The comparative study based on the long-term dependency capture against token distance and the F1-score against slang type is plotted in Figure 6(a) and (b). The long term dependency capture of the proposed and existing works Yogeshkannah et al. (Martina Jose Mary et al., 2024), Bhutani et al. (Bhutani and Gupta, 2024), Mejeh et al. (Mejeh and Rehm 2024), and Wang et al. (Wang and Wu, 2024) are higher at the lowest token distance of about 5 and decreases with the token distance increases. The long term dependency capture of proposed and Yogeshkannah et al. (Martina Jose Mary et al., 2024), Bhutani et al. (Bhutani and Gupta, 2024), Mejeh et al. (Mejeh and Rehm 2024), and Wang et al. (Wang and Wu, 2024) when the token distance 20 are around 82%, 66%, 70%, 69%, and 71% respectively. The F1-score is used to measure the slang detection performance, and for that, it is plotted against slang type. Three types of slang are chosen like media slang, regional slang, and hybrid/blended slang. The slang detection of the proposed work is higher with around 95%, 90% and 91% respectively for the slang types of media, regional and hybrid as shown in Figure 6(b). Comparative study (a) Long-term dependency capture vs. token distance, and (b) F1-score vs. slang type.
Conclusion
The work in this article provides insight into the deep learning based powerful structure for analyzing language acquisition by children on a digital platform like OTT. For this, the integrated BAMNN and transformer-based encoder BERT has been implemented. With the deployment of conventional NLP tools, including semantic modeling, slang usage, vocabulary shifts, and sentiment orientation among the children are predicted.
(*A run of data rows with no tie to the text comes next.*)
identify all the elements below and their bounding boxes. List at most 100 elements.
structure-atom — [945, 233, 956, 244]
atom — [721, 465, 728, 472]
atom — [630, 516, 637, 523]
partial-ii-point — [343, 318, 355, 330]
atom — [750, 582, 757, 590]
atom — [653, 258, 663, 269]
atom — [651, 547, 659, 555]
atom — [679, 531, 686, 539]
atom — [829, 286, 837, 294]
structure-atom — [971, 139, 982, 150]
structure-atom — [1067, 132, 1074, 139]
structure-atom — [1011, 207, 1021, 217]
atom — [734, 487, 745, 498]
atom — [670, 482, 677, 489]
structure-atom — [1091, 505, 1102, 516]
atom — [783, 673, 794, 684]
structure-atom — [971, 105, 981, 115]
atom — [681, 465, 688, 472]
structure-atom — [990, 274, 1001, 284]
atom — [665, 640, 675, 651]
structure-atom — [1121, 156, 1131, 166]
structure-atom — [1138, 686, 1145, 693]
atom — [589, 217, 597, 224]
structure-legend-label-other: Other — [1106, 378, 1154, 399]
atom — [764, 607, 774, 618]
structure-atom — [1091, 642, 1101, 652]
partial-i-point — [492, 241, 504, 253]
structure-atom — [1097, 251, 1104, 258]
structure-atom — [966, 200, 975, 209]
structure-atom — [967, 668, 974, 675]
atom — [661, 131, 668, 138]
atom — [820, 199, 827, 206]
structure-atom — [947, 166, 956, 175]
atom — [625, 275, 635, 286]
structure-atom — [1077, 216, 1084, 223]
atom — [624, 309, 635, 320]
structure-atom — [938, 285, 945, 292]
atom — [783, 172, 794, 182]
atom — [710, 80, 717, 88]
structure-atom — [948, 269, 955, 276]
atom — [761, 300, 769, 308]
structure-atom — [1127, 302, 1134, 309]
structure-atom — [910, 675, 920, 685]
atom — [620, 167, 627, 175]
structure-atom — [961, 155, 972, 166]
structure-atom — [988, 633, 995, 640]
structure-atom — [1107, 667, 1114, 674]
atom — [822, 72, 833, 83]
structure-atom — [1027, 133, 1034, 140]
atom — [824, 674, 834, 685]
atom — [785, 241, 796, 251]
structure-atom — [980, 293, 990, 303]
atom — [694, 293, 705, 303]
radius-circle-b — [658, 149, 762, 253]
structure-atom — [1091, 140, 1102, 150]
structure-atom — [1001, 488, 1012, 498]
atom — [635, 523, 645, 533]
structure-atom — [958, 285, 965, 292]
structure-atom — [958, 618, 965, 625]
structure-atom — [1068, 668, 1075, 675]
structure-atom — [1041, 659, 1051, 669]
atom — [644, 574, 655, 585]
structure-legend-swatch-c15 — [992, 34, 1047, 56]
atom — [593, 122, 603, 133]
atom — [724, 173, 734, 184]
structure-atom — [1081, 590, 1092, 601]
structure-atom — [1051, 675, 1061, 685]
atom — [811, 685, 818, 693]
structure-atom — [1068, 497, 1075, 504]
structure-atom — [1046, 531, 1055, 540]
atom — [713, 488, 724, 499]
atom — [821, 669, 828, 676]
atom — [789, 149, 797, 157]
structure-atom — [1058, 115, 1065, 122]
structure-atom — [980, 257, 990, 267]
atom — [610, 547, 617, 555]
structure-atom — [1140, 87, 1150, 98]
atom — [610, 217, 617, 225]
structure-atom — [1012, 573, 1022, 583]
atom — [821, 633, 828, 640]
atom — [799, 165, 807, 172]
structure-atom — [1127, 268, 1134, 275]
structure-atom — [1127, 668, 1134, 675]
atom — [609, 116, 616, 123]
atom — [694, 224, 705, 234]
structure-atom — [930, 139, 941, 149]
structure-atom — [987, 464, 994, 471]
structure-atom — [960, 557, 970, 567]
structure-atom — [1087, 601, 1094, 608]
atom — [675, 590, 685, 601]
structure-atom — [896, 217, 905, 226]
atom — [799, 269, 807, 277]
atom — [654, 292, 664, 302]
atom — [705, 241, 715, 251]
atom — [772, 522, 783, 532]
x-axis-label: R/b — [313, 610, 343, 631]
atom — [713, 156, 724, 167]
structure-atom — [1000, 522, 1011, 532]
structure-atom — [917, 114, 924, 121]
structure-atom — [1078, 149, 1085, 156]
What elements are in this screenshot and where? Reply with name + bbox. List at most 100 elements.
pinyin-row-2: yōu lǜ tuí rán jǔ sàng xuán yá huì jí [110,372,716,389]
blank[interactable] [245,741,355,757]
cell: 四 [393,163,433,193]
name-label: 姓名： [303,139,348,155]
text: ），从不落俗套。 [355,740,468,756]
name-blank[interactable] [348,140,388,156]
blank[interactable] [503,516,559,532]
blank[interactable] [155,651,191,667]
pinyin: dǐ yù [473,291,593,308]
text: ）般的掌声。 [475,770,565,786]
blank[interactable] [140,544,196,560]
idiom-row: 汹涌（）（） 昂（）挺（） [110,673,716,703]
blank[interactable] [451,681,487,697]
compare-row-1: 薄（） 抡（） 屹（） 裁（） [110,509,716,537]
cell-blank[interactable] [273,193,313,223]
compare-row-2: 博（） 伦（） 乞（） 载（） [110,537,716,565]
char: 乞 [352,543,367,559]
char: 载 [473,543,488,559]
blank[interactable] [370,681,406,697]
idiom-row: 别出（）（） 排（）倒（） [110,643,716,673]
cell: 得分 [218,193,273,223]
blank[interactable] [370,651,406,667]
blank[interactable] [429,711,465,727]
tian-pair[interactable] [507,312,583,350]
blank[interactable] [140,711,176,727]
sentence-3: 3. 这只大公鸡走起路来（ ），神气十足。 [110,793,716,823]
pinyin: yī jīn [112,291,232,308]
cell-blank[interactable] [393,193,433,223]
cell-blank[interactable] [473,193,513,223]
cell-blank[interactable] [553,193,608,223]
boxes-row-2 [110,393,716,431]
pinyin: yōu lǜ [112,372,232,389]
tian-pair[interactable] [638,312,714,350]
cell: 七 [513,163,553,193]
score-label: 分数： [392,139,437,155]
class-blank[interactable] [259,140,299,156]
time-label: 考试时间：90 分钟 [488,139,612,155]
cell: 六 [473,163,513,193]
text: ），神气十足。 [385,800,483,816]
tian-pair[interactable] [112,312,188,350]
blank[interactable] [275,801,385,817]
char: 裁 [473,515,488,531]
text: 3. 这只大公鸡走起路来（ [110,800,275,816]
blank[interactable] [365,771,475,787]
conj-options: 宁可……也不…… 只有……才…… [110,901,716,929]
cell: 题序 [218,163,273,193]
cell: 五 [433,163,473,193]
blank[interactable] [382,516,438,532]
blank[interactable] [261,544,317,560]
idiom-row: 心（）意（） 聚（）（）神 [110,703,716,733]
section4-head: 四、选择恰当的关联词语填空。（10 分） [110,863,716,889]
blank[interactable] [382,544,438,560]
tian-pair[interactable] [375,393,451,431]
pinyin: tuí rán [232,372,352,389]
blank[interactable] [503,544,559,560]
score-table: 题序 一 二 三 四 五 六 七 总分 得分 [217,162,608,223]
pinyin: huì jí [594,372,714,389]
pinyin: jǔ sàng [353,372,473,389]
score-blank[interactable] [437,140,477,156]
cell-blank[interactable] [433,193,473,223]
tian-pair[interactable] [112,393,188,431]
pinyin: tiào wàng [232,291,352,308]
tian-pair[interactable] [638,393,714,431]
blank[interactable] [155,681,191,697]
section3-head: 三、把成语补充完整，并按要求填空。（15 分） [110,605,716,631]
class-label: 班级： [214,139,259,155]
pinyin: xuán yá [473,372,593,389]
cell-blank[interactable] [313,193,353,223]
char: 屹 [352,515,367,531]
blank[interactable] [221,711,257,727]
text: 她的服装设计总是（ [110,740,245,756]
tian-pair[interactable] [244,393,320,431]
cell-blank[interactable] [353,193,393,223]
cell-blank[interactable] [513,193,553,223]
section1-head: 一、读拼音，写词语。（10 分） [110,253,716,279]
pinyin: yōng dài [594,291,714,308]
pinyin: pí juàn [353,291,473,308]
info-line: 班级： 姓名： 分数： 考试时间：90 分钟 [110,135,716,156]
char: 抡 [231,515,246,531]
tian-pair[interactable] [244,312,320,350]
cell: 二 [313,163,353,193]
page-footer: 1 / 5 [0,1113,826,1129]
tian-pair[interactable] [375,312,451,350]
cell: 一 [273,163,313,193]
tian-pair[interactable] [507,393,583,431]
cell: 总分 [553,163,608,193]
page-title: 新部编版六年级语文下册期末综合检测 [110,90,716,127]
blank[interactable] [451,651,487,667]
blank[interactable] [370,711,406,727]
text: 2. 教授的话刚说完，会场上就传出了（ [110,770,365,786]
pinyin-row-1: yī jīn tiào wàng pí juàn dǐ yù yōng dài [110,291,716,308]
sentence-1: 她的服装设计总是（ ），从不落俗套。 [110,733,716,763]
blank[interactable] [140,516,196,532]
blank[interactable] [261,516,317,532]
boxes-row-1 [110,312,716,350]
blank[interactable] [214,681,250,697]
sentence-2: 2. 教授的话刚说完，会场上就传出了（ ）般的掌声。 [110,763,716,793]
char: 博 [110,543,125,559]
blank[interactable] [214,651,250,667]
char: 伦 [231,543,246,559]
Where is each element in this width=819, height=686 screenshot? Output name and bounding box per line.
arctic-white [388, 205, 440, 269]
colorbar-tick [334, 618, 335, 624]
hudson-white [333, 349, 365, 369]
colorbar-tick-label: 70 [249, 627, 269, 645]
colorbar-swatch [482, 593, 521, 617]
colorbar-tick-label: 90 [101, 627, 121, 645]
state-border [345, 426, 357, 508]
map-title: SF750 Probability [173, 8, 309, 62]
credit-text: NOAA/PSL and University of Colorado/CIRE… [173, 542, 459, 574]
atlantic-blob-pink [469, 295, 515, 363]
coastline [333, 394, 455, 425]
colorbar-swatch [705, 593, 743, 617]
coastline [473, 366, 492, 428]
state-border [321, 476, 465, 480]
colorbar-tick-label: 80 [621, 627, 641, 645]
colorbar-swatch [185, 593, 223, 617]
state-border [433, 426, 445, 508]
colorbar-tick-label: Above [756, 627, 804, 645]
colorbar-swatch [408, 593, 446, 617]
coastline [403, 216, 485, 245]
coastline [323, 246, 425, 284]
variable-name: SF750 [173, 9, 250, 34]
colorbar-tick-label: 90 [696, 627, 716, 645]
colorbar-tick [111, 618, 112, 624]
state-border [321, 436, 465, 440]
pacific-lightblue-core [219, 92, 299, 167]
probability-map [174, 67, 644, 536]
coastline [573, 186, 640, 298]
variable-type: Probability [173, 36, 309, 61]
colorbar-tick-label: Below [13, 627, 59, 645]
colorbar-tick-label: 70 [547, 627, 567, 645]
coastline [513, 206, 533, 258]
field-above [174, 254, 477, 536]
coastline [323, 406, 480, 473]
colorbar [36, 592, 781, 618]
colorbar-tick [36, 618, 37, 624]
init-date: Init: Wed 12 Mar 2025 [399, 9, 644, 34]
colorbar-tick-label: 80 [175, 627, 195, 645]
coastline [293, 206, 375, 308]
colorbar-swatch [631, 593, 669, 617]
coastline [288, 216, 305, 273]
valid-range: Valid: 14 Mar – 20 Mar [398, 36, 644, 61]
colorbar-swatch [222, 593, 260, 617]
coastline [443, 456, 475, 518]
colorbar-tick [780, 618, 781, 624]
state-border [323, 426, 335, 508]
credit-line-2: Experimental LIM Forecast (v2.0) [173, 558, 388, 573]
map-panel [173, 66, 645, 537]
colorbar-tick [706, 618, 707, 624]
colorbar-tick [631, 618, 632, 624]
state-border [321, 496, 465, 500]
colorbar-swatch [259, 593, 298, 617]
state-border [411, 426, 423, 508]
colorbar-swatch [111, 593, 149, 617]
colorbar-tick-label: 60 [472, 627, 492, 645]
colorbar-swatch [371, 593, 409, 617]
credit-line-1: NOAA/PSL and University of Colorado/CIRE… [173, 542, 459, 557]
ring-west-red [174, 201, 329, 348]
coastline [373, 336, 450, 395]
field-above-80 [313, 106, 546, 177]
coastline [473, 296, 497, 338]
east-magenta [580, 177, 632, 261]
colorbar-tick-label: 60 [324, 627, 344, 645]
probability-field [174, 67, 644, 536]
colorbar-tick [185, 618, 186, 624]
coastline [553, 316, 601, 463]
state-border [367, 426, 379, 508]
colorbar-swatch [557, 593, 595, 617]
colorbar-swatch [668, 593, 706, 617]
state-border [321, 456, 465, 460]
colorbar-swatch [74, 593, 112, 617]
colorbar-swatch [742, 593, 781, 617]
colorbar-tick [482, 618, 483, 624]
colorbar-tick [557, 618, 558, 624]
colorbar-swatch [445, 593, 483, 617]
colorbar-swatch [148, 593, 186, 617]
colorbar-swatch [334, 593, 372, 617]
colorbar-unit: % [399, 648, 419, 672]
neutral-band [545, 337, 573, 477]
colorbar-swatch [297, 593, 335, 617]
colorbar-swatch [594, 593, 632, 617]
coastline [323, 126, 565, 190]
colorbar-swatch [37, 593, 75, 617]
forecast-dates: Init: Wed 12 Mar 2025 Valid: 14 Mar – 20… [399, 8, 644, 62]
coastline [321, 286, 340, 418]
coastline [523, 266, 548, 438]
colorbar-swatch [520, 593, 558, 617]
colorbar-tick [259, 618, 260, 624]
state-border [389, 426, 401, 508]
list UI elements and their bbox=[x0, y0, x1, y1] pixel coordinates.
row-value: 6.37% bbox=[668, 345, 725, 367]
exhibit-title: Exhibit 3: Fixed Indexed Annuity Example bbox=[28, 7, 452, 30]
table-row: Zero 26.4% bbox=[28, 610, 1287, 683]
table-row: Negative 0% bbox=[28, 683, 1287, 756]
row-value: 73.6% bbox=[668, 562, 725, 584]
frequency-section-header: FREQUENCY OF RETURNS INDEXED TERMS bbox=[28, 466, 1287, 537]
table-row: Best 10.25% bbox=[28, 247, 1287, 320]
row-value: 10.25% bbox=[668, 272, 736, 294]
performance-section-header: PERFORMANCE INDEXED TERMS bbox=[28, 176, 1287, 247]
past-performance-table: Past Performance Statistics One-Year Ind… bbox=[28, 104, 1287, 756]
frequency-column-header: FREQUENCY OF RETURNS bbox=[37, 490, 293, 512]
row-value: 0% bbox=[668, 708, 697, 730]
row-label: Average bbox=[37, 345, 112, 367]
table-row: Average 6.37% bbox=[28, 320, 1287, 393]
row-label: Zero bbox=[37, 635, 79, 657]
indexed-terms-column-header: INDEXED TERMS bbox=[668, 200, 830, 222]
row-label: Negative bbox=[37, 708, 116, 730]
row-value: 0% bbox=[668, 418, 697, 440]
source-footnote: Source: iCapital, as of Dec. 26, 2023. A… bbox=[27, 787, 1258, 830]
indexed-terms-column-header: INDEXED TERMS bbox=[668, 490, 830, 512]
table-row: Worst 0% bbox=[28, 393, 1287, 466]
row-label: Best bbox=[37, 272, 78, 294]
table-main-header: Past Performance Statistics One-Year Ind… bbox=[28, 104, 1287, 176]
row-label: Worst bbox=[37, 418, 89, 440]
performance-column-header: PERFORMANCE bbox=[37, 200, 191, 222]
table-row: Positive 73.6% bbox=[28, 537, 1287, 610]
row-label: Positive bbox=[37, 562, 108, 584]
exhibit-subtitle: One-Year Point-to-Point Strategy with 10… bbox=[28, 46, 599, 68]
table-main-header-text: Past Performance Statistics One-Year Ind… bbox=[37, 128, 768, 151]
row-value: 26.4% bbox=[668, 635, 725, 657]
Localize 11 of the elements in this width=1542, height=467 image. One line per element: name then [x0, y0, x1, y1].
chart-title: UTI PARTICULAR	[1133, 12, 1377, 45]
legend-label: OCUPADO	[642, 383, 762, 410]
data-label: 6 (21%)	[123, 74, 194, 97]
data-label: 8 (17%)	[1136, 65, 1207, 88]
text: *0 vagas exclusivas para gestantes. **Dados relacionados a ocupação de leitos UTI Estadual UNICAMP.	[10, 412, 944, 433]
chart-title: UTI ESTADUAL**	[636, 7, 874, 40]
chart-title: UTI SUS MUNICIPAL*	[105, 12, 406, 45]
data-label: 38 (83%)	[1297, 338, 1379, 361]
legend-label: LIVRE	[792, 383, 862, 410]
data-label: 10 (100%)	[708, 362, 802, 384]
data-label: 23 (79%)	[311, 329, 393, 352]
The proposed work shows better performance in predicting context retention and long-term dependencies than the previous and traditional approaches. As a conclusion, it is predicted that the exposure of digital platforms reshapes children with respect to linguistic norms and impacts education and language norms in a positive as well as negative way.
Footnotes
Funding
The author received no financial support for the research, authorship, and/or publication of this article.
Declaration of conflicting interests
The author declare that they have no known competing financial interests or personal relationships that could have appeared to influence the work reported in this paper.
Data Availability Statement
Data will be made available upon reasonable request.